Complaining When You're Commenting
REAL ISSUE: ‘I’m just making casual conversation!’
‘nor complain, as some of them also complained, and were destroyed by the destroyer.’ I Corinthians 10:10
RESEARCH AND STUDY
Do you realize how often people complain in casual conversation? Remember, complaining means to protest, whine, find fault, nitpick, nag, object, and criticize. But you can be engaging in small talk and someone will comment about how hot it is. Ask someone how they’re doing and you’ll get a litany of ailments. Compliment someone and they’ll tell you how inexpensive the item you just complimented really is. Let’s not even bring up President Obama and the economy. The common denominator in each example – complaining. You may not have intentionally set out to complain, but by your casual conversation you ended up there.
Or let’s use another example of commenting when you’re actually complaining. Say for instance a man is unattractive. The object of his affection commented to her friends he was so ugly that he looked like a backyard frog. What she said – was it a complaint or a comment? If you answered both, you’re correct. We learned in our last issue that another definition of complaining means to curse and when you curse you are saying something bad about someone. So you see her comment while having a casual conversation with her friends was actually a complaint.

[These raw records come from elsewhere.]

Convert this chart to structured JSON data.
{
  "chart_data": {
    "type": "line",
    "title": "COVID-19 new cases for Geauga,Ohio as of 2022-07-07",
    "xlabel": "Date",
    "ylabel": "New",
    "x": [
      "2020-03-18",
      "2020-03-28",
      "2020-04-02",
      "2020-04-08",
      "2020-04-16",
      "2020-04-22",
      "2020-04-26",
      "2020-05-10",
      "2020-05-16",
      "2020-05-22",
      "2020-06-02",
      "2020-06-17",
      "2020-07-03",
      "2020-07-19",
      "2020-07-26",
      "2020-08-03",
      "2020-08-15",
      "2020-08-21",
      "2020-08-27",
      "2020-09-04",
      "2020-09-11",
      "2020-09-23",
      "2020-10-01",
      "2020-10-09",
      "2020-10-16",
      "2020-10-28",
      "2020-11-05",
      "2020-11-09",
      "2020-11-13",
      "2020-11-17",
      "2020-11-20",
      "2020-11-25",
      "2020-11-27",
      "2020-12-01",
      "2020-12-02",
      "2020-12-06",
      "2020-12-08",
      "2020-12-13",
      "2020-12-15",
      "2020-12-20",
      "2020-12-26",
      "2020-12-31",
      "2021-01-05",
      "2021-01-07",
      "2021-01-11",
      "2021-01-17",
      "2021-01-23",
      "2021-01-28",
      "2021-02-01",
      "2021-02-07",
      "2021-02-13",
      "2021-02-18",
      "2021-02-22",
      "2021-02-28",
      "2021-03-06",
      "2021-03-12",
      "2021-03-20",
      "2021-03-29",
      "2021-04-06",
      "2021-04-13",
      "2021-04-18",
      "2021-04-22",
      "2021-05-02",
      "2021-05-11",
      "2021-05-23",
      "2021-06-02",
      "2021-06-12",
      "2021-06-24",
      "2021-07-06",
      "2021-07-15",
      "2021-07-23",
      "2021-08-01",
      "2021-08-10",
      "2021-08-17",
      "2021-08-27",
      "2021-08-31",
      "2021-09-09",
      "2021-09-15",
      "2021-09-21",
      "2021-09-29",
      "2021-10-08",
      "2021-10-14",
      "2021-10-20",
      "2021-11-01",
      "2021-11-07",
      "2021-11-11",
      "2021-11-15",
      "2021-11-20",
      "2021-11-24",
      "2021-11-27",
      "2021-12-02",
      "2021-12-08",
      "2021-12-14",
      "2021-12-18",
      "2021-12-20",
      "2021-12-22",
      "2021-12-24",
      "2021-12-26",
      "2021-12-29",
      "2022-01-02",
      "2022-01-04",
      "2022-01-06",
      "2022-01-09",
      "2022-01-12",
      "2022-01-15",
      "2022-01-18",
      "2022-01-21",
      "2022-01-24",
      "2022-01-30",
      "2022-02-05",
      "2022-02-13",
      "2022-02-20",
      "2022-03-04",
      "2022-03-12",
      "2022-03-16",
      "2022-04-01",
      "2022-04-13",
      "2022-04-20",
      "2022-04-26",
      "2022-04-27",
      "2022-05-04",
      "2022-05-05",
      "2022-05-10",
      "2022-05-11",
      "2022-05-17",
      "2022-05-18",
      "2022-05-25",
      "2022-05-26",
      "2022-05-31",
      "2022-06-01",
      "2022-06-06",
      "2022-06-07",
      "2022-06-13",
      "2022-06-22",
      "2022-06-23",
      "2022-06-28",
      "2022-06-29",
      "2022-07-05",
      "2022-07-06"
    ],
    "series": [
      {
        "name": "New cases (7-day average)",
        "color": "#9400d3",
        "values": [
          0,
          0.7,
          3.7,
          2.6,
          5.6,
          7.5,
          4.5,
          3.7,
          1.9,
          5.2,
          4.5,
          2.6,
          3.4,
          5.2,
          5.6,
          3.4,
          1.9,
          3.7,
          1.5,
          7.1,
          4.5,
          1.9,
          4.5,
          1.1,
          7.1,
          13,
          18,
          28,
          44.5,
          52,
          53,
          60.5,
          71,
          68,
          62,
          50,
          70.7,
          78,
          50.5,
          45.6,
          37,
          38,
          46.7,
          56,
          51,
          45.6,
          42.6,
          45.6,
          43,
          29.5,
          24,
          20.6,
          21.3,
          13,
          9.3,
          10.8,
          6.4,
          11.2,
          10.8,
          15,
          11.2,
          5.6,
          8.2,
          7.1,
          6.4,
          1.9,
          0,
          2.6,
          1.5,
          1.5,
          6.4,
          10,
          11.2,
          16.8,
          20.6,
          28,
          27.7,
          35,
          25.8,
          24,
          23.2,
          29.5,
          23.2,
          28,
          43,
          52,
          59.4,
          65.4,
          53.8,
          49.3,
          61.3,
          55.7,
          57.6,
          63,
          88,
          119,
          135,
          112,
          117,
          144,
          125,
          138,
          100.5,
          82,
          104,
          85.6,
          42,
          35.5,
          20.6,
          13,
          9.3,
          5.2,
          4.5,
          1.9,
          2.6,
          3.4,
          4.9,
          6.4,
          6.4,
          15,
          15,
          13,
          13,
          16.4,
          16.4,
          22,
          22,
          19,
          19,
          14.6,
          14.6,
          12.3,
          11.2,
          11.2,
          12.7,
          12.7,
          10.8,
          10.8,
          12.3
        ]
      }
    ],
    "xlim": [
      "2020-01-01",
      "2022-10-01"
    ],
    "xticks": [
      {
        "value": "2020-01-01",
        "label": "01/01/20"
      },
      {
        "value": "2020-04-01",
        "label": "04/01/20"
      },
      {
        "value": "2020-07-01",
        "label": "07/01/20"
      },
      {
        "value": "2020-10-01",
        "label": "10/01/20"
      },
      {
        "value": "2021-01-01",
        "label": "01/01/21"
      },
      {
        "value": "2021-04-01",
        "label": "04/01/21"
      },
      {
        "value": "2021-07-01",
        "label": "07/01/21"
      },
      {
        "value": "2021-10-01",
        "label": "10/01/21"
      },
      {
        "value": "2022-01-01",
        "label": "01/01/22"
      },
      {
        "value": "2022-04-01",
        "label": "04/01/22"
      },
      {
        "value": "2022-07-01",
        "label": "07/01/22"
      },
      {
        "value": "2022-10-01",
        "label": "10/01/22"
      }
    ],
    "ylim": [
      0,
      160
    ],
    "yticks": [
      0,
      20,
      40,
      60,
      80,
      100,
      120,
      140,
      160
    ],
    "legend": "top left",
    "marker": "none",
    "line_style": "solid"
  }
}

Others complain or speak bad about people or situations because they feel that by doing so they’re telling it like it is. True, but that doesn’t make it right or that you were suppose to tell anything at all. God once told me to keep my penetrating observations to myself. Remember when our parents told us that ‘if you don’t have anything nice to say, don’t say anything at all’ – that’s sound advice.
Once again, 1 Corinthians 10:10 says, ‘…some of them complained and were destroyed by the destroyer.’ Remember, destroy means to lose. So let me ask you a question. If you knew that every comment, fly remark, or witty repertoire you took part in would result in you actually losing something, would you say it? Yeah, you might but know your verbal assaults will cost you something.
Listen to yourself, I mean really listen. Pay attention to how much of your day is spent casually commenting. Ask yourself, ‘will these conversations cause me to lose something?’ If so, ask God to forgive you and ask Him for grace for your casual conversations.
Enlist your relatives, friends, and co-workers. Take up a collection every time one of you complains. The person with the fewest occurrences wins!